Washington-based think tank Institute of Study of War (ISW) wrote in an assessment: “Lukashenko told Putin that the Wagner Group in Belarus will remain in central Belarus likely subtly reminding Putin of the threat the Wagner military organization still poses to him and underlining Lukashenko’s control over that power.”
It added: “Lukashenko’s statements were likely meant to make Putin reflect on the uncomfortable (for Putin) fact that Wagner’s new garrison in Belarus puts its forces half as far from Moscow as Wagner’s previous base in southern Russia.”

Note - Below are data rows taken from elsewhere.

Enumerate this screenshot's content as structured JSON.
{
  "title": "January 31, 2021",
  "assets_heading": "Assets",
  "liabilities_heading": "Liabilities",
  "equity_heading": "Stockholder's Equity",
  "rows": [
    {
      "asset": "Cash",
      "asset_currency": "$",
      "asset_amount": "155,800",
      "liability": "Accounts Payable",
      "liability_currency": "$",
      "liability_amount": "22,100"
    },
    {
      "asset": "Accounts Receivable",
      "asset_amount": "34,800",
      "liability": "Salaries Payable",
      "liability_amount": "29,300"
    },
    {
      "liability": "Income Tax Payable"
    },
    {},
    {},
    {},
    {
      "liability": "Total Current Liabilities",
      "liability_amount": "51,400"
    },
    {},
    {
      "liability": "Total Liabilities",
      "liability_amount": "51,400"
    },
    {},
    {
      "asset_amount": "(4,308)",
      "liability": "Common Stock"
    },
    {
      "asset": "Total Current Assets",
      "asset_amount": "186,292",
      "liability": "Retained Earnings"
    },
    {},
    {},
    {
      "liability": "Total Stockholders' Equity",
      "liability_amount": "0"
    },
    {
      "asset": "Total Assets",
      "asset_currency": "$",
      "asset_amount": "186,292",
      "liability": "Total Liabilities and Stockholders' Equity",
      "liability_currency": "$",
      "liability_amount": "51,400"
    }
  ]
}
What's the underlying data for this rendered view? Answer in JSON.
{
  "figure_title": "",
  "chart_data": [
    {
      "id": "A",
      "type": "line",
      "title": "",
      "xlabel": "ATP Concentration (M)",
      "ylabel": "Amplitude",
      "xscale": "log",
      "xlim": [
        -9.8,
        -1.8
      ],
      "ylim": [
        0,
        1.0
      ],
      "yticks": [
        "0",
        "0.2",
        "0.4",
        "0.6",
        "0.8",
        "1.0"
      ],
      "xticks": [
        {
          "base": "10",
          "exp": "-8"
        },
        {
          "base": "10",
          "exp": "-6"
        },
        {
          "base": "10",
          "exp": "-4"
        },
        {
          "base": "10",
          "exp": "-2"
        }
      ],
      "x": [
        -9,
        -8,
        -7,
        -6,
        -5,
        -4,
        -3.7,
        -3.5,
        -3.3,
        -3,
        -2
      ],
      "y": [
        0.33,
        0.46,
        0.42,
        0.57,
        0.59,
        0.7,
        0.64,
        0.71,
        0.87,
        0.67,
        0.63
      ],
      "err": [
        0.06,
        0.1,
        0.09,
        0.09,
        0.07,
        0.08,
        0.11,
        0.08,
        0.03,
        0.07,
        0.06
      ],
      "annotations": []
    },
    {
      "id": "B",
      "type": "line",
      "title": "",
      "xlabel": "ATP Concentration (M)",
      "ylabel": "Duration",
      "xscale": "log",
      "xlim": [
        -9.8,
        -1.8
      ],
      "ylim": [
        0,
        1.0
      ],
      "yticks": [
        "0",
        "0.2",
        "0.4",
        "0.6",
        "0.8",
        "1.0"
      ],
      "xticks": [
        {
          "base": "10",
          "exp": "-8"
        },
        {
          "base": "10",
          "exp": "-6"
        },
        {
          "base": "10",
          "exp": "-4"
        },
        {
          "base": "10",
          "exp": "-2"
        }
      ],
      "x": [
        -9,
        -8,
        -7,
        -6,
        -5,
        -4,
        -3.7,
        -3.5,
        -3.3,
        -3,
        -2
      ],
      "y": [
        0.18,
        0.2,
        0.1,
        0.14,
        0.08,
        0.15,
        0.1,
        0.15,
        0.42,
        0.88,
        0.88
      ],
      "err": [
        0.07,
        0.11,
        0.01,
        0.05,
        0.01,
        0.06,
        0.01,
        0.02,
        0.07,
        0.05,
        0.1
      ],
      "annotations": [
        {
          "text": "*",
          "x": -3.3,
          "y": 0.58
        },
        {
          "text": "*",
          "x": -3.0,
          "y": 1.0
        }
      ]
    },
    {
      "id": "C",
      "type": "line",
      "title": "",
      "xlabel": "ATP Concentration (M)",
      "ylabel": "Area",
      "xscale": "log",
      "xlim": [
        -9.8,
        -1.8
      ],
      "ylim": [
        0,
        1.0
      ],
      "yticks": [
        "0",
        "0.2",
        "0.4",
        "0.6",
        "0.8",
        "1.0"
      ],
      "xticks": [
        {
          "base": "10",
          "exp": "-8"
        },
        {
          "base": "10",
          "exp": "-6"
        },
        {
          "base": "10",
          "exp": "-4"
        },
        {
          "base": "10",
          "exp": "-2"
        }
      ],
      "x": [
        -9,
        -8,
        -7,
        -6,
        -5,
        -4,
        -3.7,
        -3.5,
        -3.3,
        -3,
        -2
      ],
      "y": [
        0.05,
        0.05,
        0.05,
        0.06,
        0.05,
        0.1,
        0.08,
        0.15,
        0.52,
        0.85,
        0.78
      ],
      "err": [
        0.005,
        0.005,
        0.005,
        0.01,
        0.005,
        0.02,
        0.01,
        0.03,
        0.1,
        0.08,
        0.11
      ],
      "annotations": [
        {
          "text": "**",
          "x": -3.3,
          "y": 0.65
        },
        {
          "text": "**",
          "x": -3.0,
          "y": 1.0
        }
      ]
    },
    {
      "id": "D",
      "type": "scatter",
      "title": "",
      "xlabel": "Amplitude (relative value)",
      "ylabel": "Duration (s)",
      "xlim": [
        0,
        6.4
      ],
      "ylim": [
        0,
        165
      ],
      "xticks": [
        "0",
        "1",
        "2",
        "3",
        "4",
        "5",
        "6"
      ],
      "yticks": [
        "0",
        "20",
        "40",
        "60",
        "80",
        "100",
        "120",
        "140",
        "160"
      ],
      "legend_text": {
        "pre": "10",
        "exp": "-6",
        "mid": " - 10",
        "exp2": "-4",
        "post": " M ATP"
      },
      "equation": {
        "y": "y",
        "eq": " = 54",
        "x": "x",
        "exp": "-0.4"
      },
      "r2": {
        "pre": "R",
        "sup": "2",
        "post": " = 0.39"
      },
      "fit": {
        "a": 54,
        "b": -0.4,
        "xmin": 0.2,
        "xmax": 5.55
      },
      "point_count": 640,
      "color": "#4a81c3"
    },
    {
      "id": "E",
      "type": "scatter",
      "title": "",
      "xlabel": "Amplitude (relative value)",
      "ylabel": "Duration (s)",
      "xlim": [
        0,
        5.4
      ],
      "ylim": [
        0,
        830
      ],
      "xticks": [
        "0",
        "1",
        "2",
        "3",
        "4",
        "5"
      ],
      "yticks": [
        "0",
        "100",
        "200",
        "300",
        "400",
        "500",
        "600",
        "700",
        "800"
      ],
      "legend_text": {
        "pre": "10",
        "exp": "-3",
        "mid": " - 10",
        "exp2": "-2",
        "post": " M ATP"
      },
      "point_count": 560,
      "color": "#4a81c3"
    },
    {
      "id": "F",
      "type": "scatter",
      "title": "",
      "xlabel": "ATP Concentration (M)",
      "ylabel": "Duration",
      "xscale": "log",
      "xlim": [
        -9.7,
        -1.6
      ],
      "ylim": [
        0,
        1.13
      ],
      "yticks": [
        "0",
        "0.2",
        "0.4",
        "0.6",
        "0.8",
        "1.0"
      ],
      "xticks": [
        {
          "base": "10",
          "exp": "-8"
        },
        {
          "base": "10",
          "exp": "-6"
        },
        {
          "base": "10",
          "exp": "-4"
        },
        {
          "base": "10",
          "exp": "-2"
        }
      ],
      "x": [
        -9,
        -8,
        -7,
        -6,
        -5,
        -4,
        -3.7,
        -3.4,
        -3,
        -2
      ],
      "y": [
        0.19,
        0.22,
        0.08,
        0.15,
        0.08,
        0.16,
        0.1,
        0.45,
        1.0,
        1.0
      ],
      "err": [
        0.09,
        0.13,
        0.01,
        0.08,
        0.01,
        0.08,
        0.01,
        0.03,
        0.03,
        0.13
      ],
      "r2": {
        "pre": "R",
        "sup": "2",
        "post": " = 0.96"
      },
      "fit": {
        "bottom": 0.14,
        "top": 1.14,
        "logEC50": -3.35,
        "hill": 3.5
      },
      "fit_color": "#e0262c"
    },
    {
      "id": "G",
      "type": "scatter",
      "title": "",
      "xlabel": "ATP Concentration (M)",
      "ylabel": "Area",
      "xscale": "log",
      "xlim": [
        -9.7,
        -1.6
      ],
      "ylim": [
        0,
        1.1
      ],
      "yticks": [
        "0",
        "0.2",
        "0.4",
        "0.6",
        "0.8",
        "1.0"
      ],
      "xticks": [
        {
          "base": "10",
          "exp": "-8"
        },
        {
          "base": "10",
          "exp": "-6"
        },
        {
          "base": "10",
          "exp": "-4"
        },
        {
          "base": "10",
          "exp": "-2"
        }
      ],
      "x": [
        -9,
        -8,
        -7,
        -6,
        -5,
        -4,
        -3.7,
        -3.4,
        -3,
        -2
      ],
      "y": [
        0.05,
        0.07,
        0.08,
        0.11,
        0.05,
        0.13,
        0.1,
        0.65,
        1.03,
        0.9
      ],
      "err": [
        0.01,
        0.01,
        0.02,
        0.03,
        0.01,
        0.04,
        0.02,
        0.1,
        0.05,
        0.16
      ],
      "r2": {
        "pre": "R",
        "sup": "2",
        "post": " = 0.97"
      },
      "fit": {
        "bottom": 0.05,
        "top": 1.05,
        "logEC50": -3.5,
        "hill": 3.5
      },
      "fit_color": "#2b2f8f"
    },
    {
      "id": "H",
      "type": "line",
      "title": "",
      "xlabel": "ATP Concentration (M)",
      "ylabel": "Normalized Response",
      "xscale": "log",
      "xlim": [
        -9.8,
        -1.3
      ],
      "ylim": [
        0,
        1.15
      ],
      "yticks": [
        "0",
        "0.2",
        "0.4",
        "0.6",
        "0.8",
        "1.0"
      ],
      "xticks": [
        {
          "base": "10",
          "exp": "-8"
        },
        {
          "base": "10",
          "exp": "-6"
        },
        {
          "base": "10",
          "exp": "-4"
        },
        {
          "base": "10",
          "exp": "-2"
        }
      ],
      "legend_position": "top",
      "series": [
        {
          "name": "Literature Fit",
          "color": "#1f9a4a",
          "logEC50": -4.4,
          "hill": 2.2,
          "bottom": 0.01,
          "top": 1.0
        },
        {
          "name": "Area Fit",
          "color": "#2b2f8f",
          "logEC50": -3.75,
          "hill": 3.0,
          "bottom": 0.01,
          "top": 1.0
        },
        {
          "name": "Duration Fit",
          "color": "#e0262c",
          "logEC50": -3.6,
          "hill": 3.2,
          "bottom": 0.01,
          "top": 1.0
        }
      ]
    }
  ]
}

The Polish defense minister had decided over the weekend to move Polish military units to the eastern area of the country due to the Wagner mercenary group's presence in Belarus and its joint exercises with Belarusian soldiers, state-run news agency PAP reported.
“Training or joint exercises of the Belarusian army and the Wagner Group are undoubtedly a provocation,” said Zbigniew Hoffmann, the secretary of the Government National Security Committee.
“The committee analysed possible threats, such as, for instance, the deployment of Wagner Group units. Therefore, the defence minister and the committee chairman, Mariusz Blaszczak, decided to move our military formations from the west to the east of Poland,” Hoffmann said.
He added: “Apart from training, the aim of these troops is to deter a potential aggressor.”